Ketika berada di Madinah --bisa dibilang sebuah lembah-lembah suci piece de resistance-- saya bermimpi menanyakan sebuah pertanyaan kepada Nabi Muhammad.

Saya belum cukup matang untuk dapat melihat beliau dalam mimpi itu. Saya bertanya kepada beliau, "Apakah yang dimaksudkan dalam Kitab Suci Al-Quran ketika Allah yang Mahatinggi berfirman bahwa semua makhluk di seluruh planet bersujud kepada Allah secara spontan melalui segala tindakan dan pikiran mereka?"

Beliau menjawabnya dengan surat Al-Ikhlas, sebuah surat di Al-Quran yang menunjukkan bahwa seluruh alam benar-benar merupakan atribut Allah, yang memuja esensi Allah --bahwa tidak ada dunia, tidak ada makhluk hidup, tak ada sesuatu pun yang terpisah dari sifat ketuhanan, tenaga ketuhanan. Dan watak dasar segalanya adalah memuja pencipta mereka.

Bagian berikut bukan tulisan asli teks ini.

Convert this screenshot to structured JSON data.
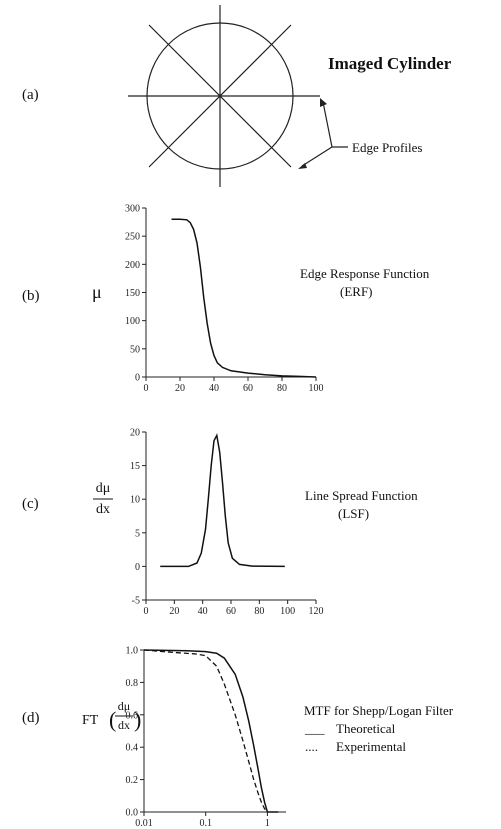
{
  "panel_a": {
    "label": "(a)",
    "title": "Imaged Cylinder",
    "annotation": "Edge Profiles"
  },
  "chart_data": [
    {
      "id": "b",
      "type": "line",
      "panel_label": "(b)",
      "ylabel": "μ",
      "annotation": [
        "Edge Response Function",
        "(ERF)"
      ],
      "xlim": [
        0,
        100
      ],
      "ylim": [
        0,
        300
      ],
      "xticks": [
        0,
        20,
        40,
        60,
        80,
        100
      ],
      "yticks": [
        0,
        50,
        100,
        150,
        200,
        250,
        300
      ],
      "series": [
        {
          "style": "solid",
          "x": [
            15,
            20,
            24,
            26,
            28,
            30,
            32,
            34,
            36,
            38,
            40,
            42,
            45,
            50,
            60,
            70,
            80,
            90,
            100
          ],
          "y": [
            280,
            280,
            279,
            274,
            262,
            238,
            195,
            140,
            95,
            60,
            38,
            25,
            17,
            11,
            7,
            4,
            2,
            1,
            0
          ]
        }
      ]
    },
    {
      "id": "c",
      "type": "line",
      "panel_label": "(c)",
      "ylabel_num": "dμ",
      "ylabel_den": "dx",
      "annotation": [
        "Line Spread Function",
        "(LSF)"
      ],
      "xlim": [
        0,
        120
      ],
      "ylim": [
        -5,
        20
      ],
      "xticks": [
        0,
        20,
        40,
        60,
        80,
        100,
        120
      ],
      "yticks": [
        -5,
        0,
        5,
        10,
        15,
        20
      ],
      "series": [
        {
          "style": "solid",
          "x": [
            10,
            30,
            36,
            39,
            42,
            44,
            46,
            48,
            50,
            52,
            54,
            56,
            58,
            61,
            66,
            75,
            98
          ],
          "y": [
            0,
            0,
            0.5,
            2,
            5.5,
            10,
            15,
            18.7,
            19.5,
            17,
            12.5,
            7.5,
            3.5,
            1.2,
            0.3,
            0.05,
            0
          ]
        }
      ]
    },
    {
      "id": "d",
      "type": "line",
      "panel_label": "(d)",
      "ylabel_prefix": "FT",
      "ylabel_num": "dμ",
      "ylabel_den": "dx",
      "annotation": [
        "MTF for Shepp/Logan Filter",
        "Theoretical",
        "Experimental"
      ],
      "legend_marks": [
        "___",
        "...."
      ],
      "xscale": "log",
      "xlim": [
        0.01,
        2
      ],
      "ylim": [
        0,
        1
      ],
      "xticks": [
        0.01,
        0.1,
        1
      ],
      "xtick_labels": [
        "0.01",
        "0.1",
        "1"
      ],
      "yticks": [
        0,
        0.2,
        0.4,
        0.6,
        0.8,
        1.0
      ],
      "ytick_labels": [
        "0.0",
        "0.2",
        "0.4",
        "0.6",
        "0.8",
        "1.0"
      ],
      "series": [
        {
          "name": "Theoretical",
          "style": "solid",
          "x": [
            0.01,
            0.05,
            0.1,
            0.15,
            0.2,
            0.3,
            0.4,
            0.5,
            0.6,
            0.7,
            0.8,
            0.9,
            1.0,
            1.2,
            1.5
          ],
          "y": [
            1.0,
            0.995,
            0.99,
            0.98,
            0.95,
            0.85,
            0.71,
            0.56,
            0.41,
            0.27,
            0.15,
            0.06,
            0.0,
            0.0,
            0.0
          ]
        },
        {
          "name": "Experimental",
          "style": "dashed",
          "x": [
            0.01,
            0.03,
            0.07,
            0.1,
            0.15,
            0.2,
            0.3,
            0.4,
            0.5,
            0.6,
            0.7,
            0.8,
            0.9,
            1.0
          ],
          "y": [
            1.0,
            0.985,
            0.975,
            0.965,
            0.9,
            0.79,
            0.6,
            0.44,
            0.31,
            0.2,
            0.12,
            0.06,
            0.02,
            0.0
          ]
        }
      ]
    }
  ]
}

Penuturan Lex Hixon di atas dinukil dari buku berjudul "American Jihad, Islam After Malcolm X" karya Steven Barbosa yang diterjemahkan menjadi "Jihad Gaya Amerika, Islam Setelah Malcolm X" oleh Sudirman Teba dan Fettiyah Basri (Mizan, 1995)

Lex Hixon (1941–1995) berlatih dan memegang keanggotaan dalam beberapa tradisi agama. Dia percaya bahwa semua agama adalah benar, yang dipicu oleh studinya tentang kehidupan dan ajaran Ramakrishna.

Hixon lahir pada 25 Desember 1941, di Pasadena, California, salah satu dari tiga putra Alexander dan Adelaide Hixon. Ia lulus dari Universitas Yale pada tahun 1963, di mana ia mengambil jurusan filsafat, dan ia menerima gelar PhD dalam perbandingan agama dari Universitas Columbia pada tahun 1976.

Di salah satu acara, ia bertemu dengan Syekh Muzaffer zak Âșkî al-Jerrahi, yang menjadi guru dan pembimbingnya di jalan sufi. Dia memeluk Lex sebagai putra spiritualnya, dan memberinya nama Nur. Sheikh Muzaffer mengangkatnya sebagai ketua komunitas darwis Amerika yang berkumpul di Masjid al-Farah di New York City.

Kelompok Sufi
Tentang Lex Hixon, Steven Barbosa menulis sebagai berikut:

Di ruangan belakang Masjid al-Farah di West Broadway Manhattan, syaikh itu, pimpinan sebuah kelompok Sufi, duduk di kursi malas di dekat foto gurunya yang tak berjenggot, tenggelam dalam sinar yang terang benderang. Di atas meja ada sebuah serban.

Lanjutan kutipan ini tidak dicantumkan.